Maafkan Mama Ra

"Kalau Mama pergi ke rumah Mbah Kakung, Ara di rumah aja sama Bapak ya," ujarku sambil membelai lembut kepala gadis kecil itu.
Ara, putriku yang baru berumur lima tahun itu masih terdiam. Seolah ada sesuatu yang tengah dipikirkannya.

"Ara ikut Mamah. Ara enggak mau ditinggal!" Tiba-tiba Ara memelukku.
Dari sudut matanya terlihat bulir bening yang mulai menetes. Ara menangis. Kupeluk erat tubuh mungil itu. Pelukan terakhir sebelum aku mantap melangkahkan kaki keluar dari rumah ini.

"Ara kan harus sekolah, Nak."
"Tapi nanti kalau Ara pengin minum susu siapa yang buatin, Mah?" Gadis kecil itu bertanya dengan polosnya.
"Kan ada Mbah Rayi, Nak." Aku tersenyum. Berusaha sekuat tenaga menahan agar netra ini tak ikut mengembun.

"Kalau yang buat Mbah Rayi, enggak enak." Ara kembali merajuk.
"Minta buatin Bapak aja ya, Nak?"
"Kalau Bapak yang buat, enggak seenak buatan Mamah. Ya udah kalau gitu Ara nggak mau minum susu lagi."

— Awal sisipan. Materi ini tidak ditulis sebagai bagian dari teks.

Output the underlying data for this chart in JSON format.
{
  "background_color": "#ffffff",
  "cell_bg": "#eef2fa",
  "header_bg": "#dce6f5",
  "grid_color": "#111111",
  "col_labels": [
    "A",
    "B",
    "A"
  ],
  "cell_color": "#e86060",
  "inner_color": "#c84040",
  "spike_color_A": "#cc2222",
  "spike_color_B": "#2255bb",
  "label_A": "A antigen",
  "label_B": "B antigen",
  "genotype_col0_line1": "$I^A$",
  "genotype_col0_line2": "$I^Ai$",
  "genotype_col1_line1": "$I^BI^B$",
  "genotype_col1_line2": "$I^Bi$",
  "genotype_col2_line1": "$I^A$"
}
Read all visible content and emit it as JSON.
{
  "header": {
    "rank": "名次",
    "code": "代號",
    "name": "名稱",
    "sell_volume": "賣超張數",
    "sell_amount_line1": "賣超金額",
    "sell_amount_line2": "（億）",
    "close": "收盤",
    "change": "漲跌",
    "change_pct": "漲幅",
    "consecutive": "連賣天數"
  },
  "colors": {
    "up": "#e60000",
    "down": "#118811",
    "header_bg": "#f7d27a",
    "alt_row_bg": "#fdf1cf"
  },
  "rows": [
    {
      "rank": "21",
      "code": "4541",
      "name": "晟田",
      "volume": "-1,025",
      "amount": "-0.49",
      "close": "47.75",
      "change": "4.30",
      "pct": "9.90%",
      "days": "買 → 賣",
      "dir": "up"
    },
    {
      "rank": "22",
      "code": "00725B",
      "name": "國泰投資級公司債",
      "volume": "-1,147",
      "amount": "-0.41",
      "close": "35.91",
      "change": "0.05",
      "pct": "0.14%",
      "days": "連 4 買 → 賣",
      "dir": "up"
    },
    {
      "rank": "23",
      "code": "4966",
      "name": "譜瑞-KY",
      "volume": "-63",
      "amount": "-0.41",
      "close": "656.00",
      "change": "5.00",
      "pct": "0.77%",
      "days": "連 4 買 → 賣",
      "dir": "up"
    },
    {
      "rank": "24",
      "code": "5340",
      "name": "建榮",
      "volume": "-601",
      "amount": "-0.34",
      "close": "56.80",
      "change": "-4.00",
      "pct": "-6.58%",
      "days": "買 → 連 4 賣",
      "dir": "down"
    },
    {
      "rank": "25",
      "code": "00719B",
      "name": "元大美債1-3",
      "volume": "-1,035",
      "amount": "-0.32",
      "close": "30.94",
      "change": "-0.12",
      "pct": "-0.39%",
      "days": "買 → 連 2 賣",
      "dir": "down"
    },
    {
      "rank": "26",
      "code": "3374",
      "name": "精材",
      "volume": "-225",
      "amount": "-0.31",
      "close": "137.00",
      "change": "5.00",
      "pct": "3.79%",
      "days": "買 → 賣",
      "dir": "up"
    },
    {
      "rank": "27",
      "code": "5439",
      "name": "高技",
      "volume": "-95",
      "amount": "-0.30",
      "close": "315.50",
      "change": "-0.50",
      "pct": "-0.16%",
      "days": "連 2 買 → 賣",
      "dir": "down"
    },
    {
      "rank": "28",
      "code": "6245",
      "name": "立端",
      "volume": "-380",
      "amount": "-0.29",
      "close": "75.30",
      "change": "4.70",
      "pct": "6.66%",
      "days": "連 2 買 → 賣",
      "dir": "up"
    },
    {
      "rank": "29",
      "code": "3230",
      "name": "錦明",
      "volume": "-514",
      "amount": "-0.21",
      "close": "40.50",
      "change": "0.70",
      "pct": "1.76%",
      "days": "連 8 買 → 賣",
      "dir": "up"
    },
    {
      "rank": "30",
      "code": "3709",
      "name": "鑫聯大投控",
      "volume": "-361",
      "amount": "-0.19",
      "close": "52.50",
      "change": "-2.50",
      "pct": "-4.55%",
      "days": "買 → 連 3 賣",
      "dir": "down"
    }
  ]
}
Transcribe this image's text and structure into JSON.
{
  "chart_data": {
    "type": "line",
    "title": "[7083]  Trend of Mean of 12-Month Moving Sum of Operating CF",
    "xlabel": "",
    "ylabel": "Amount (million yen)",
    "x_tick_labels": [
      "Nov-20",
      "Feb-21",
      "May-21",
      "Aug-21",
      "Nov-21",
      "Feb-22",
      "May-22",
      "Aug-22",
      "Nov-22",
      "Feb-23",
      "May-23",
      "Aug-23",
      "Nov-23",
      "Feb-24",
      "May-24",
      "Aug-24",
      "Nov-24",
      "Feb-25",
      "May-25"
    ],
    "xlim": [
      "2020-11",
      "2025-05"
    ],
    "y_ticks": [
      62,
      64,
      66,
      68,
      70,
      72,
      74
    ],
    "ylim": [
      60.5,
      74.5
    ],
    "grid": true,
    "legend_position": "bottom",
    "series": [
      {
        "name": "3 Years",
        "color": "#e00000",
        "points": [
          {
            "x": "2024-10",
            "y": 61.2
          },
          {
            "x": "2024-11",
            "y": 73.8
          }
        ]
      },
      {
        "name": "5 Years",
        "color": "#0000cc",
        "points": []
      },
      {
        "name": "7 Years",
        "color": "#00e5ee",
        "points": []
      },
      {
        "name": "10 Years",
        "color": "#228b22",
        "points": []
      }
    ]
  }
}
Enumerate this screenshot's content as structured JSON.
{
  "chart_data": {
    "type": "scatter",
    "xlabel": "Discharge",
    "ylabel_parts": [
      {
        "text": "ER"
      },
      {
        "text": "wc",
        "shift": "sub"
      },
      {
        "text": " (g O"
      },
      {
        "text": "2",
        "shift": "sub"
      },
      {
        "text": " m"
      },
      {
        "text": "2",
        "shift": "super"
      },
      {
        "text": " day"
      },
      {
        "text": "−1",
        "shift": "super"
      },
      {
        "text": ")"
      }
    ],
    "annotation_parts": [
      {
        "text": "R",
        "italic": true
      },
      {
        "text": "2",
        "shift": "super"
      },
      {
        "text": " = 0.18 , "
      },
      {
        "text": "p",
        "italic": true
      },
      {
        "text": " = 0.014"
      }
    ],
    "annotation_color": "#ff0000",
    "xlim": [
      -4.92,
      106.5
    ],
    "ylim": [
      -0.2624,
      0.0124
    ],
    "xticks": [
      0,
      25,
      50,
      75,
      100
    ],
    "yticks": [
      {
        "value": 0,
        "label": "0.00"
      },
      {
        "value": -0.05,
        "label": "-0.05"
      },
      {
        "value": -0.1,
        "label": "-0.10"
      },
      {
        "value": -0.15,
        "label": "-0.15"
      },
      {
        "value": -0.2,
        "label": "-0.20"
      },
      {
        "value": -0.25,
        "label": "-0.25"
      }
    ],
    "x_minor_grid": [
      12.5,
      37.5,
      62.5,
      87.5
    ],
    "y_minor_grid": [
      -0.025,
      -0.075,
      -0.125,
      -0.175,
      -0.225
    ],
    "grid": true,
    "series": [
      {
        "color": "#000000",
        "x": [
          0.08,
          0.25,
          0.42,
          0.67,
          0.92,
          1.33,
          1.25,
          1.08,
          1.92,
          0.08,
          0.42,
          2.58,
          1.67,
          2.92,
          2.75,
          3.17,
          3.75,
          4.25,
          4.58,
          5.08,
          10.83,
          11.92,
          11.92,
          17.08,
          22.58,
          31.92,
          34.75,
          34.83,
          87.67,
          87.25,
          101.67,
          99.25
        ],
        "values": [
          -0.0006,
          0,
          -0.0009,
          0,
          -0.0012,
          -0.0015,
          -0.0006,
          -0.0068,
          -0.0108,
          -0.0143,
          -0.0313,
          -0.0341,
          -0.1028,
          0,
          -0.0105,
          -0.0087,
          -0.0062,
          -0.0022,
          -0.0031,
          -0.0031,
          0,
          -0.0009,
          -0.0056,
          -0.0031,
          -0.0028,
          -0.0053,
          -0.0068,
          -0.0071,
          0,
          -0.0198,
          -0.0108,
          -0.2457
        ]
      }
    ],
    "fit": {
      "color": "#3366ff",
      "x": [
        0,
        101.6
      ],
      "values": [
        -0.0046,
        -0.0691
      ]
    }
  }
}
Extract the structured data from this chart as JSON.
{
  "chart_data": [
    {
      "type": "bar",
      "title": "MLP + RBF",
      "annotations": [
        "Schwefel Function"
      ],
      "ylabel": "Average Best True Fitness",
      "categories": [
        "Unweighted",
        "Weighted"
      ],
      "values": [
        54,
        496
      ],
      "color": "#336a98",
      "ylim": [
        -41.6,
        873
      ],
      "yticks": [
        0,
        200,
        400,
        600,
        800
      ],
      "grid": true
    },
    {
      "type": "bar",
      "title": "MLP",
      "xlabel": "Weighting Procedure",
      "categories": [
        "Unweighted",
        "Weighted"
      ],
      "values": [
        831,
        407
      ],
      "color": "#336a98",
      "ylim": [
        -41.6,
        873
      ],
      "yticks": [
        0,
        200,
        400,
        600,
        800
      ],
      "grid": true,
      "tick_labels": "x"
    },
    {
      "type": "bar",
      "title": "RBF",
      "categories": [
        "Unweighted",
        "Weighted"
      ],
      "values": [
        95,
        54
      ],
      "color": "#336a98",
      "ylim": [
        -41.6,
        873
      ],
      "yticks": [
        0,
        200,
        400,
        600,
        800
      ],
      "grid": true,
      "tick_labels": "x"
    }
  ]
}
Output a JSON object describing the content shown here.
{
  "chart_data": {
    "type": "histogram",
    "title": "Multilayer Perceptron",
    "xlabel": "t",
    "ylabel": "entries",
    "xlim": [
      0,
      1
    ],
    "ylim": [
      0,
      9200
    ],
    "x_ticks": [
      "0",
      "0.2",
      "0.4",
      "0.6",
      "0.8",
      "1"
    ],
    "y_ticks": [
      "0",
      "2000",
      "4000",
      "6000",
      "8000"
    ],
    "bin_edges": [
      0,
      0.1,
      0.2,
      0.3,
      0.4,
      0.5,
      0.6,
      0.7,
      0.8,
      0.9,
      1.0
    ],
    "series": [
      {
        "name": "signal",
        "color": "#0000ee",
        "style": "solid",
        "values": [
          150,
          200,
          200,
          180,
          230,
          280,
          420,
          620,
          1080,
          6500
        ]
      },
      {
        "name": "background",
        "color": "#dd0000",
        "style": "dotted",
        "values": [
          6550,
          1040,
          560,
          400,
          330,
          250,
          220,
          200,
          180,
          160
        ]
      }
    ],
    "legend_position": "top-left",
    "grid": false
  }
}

Mendengar jawaban Ara, ada sesuatu yang menyesakkan di dalam dada. Sangat menyakitkan. Tak bisa kubayangkan hidup tanpa Ara. Sehari saja tidak mendengar suaranya, aku begitu merasa kehilangan.

Aku kembali memeluk Ara. Bertubi-tubi mencium kepala dan wajahnya. Sementara Ara hanya menatapku sendu.
"Mamah berapa lama di rumah Mbah Kakung?" tanya Ara sesaat setelah kulepas pelukan pada tubuhnya.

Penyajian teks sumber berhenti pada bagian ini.